La alegorización destroza el mensaje
No me cabe en la cabeza que Jesús se pusiera a explicar las parábolas. Precisamente las parábolas son el mejor invento para decir lo que no se puede explicar. Solo la implicación vital en el relato les puede dar sentido.
Fue el afán de pureza de los primeros cristianos, heredado de los cumplidores judíos, lo que les llevó a la trampa de moralizar los relatos originales de Jesús.
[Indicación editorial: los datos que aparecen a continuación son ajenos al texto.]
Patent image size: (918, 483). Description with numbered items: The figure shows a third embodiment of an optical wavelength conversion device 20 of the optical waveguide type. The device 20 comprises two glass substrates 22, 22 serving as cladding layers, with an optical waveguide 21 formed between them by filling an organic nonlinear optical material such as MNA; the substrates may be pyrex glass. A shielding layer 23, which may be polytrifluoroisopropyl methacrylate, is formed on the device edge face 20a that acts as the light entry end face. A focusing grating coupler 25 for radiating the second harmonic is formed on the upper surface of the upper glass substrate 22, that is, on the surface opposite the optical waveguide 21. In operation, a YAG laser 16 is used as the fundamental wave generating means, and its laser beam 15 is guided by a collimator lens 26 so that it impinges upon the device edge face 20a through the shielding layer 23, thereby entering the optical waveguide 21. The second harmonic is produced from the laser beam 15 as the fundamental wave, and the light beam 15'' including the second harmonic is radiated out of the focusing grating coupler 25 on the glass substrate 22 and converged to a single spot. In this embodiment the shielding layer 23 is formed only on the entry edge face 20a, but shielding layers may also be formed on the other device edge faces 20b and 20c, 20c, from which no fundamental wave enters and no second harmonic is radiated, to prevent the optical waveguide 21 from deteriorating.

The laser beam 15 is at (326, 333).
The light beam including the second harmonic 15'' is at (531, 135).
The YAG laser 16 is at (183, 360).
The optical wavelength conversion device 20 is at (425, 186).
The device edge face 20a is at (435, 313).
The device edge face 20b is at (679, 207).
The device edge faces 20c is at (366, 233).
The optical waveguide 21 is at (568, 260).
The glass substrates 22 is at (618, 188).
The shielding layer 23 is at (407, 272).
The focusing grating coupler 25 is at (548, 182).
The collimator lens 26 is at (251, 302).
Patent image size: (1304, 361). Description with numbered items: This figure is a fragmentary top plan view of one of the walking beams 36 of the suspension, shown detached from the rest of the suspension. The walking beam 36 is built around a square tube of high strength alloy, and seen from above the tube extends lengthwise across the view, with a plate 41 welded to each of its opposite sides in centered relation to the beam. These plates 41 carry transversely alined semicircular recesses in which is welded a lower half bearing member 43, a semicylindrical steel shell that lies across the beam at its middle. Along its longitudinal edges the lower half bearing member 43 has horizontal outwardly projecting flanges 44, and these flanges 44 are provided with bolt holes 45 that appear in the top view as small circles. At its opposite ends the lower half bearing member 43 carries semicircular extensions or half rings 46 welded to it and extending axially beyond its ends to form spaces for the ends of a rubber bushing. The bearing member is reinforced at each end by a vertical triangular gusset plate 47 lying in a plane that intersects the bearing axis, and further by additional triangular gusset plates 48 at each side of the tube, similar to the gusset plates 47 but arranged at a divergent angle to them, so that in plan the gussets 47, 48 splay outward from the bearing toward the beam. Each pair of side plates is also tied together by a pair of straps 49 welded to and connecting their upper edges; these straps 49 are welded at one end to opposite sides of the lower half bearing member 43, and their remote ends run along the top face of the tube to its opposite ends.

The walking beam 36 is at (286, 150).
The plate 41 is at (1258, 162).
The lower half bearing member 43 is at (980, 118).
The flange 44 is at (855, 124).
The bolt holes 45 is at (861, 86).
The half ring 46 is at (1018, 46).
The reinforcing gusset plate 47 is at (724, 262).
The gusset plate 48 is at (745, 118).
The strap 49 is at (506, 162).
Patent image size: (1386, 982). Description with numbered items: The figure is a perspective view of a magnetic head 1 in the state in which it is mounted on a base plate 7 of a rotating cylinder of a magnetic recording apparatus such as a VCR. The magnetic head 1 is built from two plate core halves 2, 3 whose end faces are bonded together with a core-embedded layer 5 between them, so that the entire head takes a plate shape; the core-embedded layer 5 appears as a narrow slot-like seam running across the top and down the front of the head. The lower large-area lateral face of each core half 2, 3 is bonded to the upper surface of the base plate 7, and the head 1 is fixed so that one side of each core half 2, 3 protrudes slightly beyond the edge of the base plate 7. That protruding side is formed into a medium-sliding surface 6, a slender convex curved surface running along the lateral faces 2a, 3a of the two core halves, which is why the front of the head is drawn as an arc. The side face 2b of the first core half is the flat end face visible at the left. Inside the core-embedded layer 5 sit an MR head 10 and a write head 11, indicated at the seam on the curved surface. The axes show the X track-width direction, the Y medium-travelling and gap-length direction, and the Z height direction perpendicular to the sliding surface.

No queremos enteramos de que Jesús no fue un moralista.
El punto de inflexión de la parábola está en que se siembra a boleo sin preocuparse de donde cae. El objetivo es que llegue a todos indiscriminadamente. El que caiga en un lugar o en otro no se cuestiona.
Todas las semillas tienen vigor para fructificar. Solo fallarán cuando las condiciones adversas no permitan su crecimiento. Pero su fuerza sigue siendo la misma.
La aceptación de la palabra es la única condición que no se puede suplir con nada ni nadie. Solo dependerá de la actitud de cada uno ante la siembra generosa y total.
A la generosidad de la siembra solo se puede responder con la generosidad de la aceptación y la disposición para hacer que se desarrolle. Nada más es necesario.